Today’s reading is Exodus 1-3 (The Message) and Matthew 24:1-28 (The Message)
There is a children’s book series entitled, “A Series of Unfortunate Events” by Lemony Snicket. These stories follow the adventures of three young children that have recently become orphaned. They lost their parents in a tragic and mysterious house fire. The children are ushered off from guardian to guardian while the evil Count Olaf tries to convince the powers that be to put the children in his care. The evil Count Olaf is after the fortune that was left to the children by their parents. Now, each tale seems to show a ray of hope in it. Most of the time this is when the children are taken to a new guardian that although unusual is the perfect new mom or dad for three kids that have been through a very traumatic experience. The newly formed family begins to get into a routine and the reader is able to give a “sigh” of relief that the children are safe. Then. WHAM. Some how the new caregiver dies under odd circumstances. The evil Count Olaf just happens to be nearby lurking over the children. Usually, at this point my anxiety shoots through the roof and I throw the book across the room.

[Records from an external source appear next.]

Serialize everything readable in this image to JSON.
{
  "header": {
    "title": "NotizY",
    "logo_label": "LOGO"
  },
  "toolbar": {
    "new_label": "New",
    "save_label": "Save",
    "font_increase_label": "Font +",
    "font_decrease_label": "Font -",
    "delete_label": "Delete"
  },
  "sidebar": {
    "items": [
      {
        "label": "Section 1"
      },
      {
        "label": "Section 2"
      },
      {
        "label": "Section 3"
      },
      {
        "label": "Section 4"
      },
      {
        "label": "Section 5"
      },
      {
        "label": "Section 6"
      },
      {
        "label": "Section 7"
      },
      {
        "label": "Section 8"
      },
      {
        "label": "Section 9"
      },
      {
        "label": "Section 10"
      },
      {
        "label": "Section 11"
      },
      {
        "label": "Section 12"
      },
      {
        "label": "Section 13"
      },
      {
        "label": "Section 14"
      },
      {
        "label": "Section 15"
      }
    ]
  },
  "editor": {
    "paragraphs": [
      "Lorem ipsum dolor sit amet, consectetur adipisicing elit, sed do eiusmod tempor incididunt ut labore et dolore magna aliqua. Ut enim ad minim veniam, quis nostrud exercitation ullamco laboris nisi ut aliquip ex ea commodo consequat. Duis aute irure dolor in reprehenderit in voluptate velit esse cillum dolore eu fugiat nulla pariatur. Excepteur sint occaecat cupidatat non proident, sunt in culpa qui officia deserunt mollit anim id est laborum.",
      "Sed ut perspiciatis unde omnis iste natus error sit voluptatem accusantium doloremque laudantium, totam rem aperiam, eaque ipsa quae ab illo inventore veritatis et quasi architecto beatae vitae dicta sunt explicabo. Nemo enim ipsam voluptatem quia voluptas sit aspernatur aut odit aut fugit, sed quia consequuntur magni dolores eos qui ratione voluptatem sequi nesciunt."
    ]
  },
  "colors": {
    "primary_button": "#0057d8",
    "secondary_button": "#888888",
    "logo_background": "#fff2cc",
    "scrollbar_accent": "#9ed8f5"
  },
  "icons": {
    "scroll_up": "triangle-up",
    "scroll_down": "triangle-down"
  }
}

Seriously. I know the kids are fictional but they have suffered enough.
I’m seeing a similar pattern here with Jacob’s family. Hasn’t everyone been through enough drama. I mean earlier in the book Jacob had to endure the loss of his son Joseph. His older brothers threw him in a well, sold him to strangers, and staged his death. So much for brotherly love. Then a famine hits Egypt and Jacob has to be wondering how the family will survive this trial. He sends his sons to Pharaoh’s place because the new advisor (enter the staged dead son Joseph) has prepared for the famine. Suddenly, the story takes an uplifting turn. Joseph is reunited with his family and the whole crew moves to be closer to their brother. All parties that needed to apologize do and everyone that could forgive did. All is looking up for God’s chosen people. I mean they ARE on the good side of Pharaoh – the most powerful man in Egypt. Then. WHAM.
After Joseph and his brother have died off, a new Pharaoh takes control. Guess what. He’s never heard of Joseph. He doesn’t know or care how God’s chosen people have served the royal line. However, the new guy does seem concerned that the foreigners are rapidly multiplying. Now if he had a Joseph that was communicating with God next to his ear, this wouldn’t be a problem. The God-fearing advisor would simply say, “Pharaoh. Pharaoh. Calm yourself. Since the days of Noah God has ordered us to multiply and be fruitful. So you see, God is behind our population increase. Nothing to be scared about as long as you don’t interfere with God’s plans.” This of course isn’t what happens. The Pharaoh puts the people under hard labor and tries to eliminate their race. Anxieties are back up and it’s time to chuck the book across the room.
The thought and comfort I have through this series of unfortunate events is that God’s way will trump everything. Even though pharaoh tried his best to rid the earth of a whole race, God made sure that they continued to flourish. I’m sure that it didn’t seem so to them at the time. Living a life of hard forced labor seems about as comforting as telling a prisoner in a Nazi work camp that they shouldn’t worry because the Jewish race won’t be completely eliminate. However, amidst the chaos it is undeniable that God is watching out for His people despite the efforts of evil men. Pharaoh wanted the midwives to kill the baby boys. God provided two midwives that would respect Him and not do the dastardly deed despite what consequences may ensue. I think the pattern that I’m seeing here encourages me to be vigilant in times when my life feels like it’s in a tailspin to look for the signs of where God is taking care of me.
What do you think? Is there encouragement to be found? Is it all relative? If God’s way trumps man’s actions, does that make you feel like a robot?